The problem with Turkey's PKK peace process

Solving the Kurdish problem is crucial as many see it as the "mother of all problems in Turkey."

al-monitor Flags with the portrait of Abdullah Ocalan, one of the founding members of the Kurdistan Workers Party (PKK), are carried during a protest by Kurds against Islamic State militant attacks on Syrian Kurds, in Istanbul, Sept. 21, 2014.  Photo by REUTERS/Murad Sezer.

Topics covered

turkey, peace talks, pkk, kurds, kandil, bdp, abdullah ocalan

Nov 10, 2014

There is definitely a blockage in the solution process with Kurds. If we are sincere and want the solution process to become a lasting solution to the Kurdish problem that is the "mother of all problems in Turkey," then we have to identify the causes of the delays and face the realities. Here are the realities I think we have to deal with:

There is not much difference between [Kurdistan Workers Party (PKK) leader Abdullah] Ocalan and the PKK/HDP [People's Democracy Party]: From the outset, government circles have insisted that there were differences between Imrali prison [where Ocalan is serving a life sentence] and other wings of the Kurdish political movement. There were even claims that the PKK/BDP/HDP, prompted by external forces, were plotting against their leader [the BDP is the pro-Kurdish Peace and Democracy Party]. But we understood from the remarks of Deputy Prime Minister Yalcin Akdogan and from what Murat Yetkin wrote in the daily Radikal that other wings were acting within parameters decided from Imrali. Therefore it is no longer possible to employ the line used every time there is a crisis that “we will talk to Ocalan and he will persuade the others.” The person to be persuaded is Ocalan himself.

Perceptions about foreign forces have been misjudged. The government, taking its lessons from the Oslo process and believing that Kandil [PKK military headquarters in northern Iraq] is subject to the influence of foreign forces, decided to place Ocalan at the center of the solution process. This was actually a correct strategy. But when the process was slowed down for political reasons and with the Kurdish problem rapidly becoming a regional — and even global — one with the unforeseen emergence of the Islamic State phenomenon, this strategy lost its functionality. The call of KCK [Kurdistan Communities Union] co-chair Cemal Bayik for third parties to supervise the solution process, and mentioning the US in that context, were significant. If we acknowledge that Bayik wouldn’t speak without Ocalan’s blessing, we may have to accept that the opportunity for solving our Kurdish problem without the interference of outsiders is evaporating.

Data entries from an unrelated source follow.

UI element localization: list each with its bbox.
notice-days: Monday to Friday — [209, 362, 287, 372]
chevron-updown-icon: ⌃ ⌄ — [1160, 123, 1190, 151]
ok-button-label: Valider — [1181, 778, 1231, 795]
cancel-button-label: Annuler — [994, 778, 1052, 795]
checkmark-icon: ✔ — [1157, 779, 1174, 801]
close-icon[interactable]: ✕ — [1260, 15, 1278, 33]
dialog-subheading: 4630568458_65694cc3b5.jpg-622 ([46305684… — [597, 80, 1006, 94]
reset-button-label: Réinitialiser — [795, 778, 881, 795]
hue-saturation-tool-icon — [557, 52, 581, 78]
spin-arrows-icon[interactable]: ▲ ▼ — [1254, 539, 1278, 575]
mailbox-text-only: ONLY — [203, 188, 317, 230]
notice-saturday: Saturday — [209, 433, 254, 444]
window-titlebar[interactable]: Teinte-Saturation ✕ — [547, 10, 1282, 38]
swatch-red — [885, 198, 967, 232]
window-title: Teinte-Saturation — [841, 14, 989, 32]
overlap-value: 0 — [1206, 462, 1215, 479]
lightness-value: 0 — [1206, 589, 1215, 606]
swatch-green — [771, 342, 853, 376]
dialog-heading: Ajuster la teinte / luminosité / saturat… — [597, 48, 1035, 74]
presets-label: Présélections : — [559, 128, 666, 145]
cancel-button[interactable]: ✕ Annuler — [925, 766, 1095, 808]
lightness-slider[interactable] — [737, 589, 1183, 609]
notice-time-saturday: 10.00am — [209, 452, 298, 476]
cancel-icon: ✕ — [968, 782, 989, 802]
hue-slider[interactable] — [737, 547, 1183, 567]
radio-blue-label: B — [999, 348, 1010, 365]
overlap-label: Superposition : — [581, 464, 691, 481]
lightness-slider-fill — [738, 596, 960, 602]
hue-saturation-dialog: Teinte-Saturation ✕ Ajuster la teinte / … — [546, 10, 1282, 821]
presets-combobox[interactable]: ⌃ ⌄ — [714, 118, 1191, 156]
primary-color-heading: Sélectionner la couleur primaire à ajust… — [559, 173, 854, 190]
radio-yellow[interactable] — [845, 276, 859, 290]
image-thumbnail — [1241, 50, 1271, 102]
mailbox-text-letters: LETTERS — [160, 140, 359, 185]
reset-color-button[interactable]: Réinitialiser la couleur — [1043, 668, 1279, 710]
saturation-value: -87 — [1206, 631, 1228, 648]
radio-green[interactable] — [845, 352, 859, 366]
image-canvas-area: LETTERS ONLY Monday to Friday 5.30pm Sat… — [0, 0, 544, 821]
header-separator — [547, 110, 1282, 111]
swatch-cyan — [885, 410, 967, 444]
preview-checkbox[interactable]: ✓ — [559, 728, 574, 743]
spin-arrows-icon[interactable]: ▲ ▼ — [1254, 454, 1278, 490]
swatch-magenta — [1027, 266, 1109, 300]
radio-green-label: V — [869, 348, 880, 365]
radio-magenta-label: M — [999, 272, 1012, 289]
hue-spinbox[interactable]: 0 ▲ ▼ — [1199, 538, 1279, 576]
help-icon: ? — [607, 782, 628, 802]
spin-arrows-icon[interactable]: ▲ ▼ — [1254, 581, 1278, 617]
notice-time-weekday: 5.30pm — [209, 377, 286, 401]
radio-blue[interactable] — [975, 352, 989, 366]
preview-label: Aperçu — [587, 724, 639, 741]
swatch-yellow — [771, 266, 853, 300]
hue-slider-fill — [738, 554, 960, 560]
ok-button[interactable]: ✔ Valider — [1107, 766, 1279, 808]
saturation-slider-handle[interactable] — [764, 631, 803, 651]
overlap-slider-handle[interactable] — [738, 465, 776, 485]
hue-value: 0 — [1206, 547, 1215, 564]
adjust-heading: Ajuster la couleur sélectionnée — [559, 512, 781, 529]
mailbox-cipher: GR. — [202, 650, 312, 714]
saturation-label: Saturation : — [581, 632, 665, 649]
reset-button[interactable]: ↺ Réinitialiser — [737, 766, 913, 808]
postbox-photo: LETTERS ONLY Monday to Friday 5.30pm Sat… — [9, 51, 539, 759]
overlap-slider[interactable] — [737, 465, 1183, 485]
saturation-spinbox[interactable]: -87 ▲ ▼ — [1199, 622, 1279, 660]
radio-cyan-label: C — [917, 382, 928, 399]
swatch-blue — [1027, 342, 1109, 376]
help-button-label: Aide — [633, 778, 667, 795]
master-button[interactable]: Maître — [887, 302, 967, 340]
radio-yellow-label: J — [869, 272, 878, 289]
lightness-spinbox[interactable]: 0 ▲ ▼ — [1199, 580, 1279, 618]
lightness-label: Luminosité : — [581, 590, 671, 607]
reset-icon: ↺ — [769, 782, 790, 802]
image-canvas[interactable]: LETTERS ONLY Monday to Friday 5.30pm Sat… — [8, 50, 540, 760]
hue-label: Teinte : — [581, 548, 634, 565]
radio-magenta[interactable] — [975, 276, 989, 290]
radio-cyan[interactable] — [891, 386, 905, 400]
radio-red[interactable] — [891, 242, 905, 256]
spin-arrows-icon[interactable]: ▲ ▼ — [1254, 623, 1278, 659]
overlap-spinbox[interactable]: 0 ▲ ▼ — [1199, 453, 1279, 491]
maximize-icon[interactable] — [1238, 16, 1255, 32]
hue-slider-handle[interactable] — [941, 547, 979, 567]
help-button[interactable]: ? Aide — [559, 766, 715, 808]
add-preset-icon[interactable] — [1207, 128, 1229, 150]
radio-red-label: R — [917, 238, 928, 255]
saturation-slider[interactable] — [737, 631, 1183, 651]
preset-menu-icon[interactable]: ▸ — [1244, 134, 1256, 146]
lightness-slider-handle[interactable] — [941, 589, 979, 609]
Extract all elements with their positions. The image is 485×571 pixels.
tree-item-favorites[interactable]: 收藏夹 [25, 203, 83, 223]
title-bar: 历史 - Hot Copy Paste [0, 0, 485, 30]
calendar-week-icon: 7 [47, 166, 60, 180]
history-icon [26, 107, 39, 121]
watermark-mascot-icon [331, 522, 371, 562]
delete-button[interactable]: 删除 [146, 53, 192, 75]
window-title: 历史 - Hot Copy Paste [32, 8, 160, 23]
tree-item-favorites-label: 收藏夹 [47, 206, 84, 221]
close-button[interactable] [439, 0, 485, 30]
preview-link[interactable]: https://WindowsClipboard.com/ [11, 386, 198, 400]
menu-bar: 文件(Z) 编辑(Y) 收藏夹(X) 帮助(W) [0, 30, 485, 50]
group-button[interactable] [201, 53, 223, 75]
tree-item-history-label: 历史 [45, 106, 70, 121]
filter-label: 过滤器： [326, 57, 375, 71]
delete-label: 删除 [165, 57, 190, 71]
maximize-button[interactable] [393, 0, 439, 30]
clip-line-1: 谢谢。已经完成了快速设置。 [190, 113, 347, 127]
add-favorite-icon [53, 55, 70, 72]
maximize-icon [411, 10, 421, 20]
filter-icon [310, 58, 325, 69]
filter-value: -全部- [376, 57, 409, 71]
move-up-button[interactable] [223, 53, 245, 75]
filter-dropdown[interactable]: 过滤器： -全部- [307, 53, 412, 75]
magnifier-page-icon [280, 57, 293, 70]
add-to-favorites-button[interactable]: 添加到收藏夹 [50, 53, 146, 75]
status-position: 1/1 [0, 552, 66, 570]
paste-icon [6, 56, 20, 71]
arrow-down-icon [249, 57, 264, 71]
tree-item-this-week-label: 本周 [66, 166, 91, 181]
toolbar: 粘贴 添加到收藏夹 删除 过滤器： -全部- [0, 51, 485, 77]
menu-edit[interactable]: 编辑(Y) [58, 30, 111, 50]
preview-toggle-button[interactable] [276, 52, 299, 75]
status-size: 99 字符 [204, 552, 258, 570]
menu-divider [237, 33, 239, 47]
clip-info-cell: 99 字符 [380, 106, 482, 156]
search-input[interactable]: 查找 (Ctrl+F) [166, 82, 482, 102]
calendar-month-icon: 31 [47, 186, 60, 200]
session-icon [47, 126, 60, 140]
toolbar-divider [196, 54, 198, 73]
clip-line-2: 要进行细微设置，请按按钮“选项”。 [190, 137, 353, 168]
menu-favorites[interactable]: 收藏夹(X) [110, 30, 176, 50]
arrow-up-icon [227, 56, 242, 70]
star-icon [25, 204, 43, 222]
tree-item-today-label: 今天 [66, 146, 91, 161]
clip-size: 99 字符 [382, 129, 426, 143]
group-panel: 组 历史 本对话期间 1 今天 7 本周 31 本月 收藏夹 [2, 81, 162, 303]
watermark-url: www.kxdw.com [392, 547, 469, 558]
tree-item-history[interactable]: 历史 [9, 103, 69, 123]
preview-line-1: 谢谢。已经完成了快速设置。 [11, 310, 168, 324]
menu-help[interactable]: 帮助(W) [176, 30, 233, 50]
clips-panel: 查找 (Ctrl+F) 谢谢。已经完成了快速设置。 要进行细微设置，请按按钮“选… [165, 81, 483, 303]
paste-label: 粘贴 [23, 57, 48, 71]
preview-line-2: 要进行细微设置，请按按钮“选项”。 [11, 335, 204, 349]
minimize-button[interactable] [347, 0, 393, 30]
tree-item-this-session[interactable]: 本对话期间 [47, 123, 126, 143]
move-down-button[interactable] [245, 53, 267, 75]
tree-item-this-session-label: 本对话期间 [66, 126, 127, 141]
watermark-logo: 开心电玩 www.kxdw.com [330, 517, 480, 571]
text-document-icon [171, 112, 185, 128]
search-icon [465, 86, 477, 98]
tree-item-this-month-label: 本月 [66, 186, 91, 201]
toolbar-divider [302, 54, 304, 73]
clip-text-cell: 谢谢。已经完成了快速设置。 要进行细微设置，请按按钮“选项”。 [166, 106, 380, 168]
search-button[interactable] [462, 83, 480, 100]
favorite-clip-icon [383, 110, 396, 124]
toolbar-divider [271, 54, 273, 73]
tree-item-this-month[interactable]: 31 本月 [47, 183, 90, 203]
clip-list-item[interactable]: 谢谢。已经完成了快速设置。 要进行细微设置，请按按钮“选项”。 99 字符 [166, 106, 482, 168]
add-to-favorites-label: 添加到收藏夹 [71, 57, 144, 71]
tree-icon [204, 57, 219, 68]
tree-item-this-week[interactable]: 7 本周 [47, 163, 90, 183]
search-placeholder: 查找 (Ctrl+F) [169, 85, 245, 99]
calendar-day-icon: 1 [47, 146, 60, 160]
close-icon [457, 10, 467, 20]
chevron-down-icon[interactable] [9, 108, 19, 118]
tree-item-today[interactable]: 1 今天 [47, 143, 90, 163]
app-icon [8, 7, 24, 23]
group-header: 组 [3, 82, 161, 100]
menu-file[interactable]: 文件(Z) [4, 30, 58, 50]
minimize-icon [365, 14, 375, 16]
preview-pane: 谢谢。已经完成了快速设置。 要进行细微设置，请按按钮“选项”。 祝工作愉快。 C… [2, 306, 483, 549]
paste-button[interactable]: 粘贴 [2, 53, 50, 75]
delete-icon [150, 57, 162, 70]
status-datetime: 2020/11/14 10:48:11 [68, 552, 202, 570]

The PKK does not intend to disarm: The success of the solution process needs disarming of the PKK more than just a cease-fire. Guns had long lost their legitimacy as a means of demanding rights. But with the Islamic State directly targeting Kurds in Iraq and Syria, guns re-emerged as a necessity. The PKK is trying to benefit from this legitimacy provided by the Islamic State in other venues as well. It is obvious that the Islamic State threat has not legitimized the attacks that occurred Oct. 6-7 against backers of [Turkish] Hezbollah Kurds, the killings of soldiers out of uniform in Yuksekova and Diyarbakir and executing a young man in Cizre on charges of being an agent. Apart from the Cizre execution, the PKK did not openly claim responsibility for the other attacks, but also did not clearly deny them. As long as the Kurdish political movement continues to consider violence as an instrument of politics in Turkey, it will not be easy to achieve peace and therefore a solution.

The government‘s problem of developing policy: It was mainly the efforts of the bureaucrats, especially the National Intelligence Organization [MIT], that enabled the process to come this far. After that phase their burden had to be taken over by politicians. That didn’t happen. Although government spokesmen constantly voice their faith in and attachment to the solution process, there are still serous blockages because of the government's inability to make the prerequisite political moves to accompany the developments. It seems that this is the way it will limp along until the coming general elections. The situation may change if there are extraordinary developments in the region, but by then it may be too late.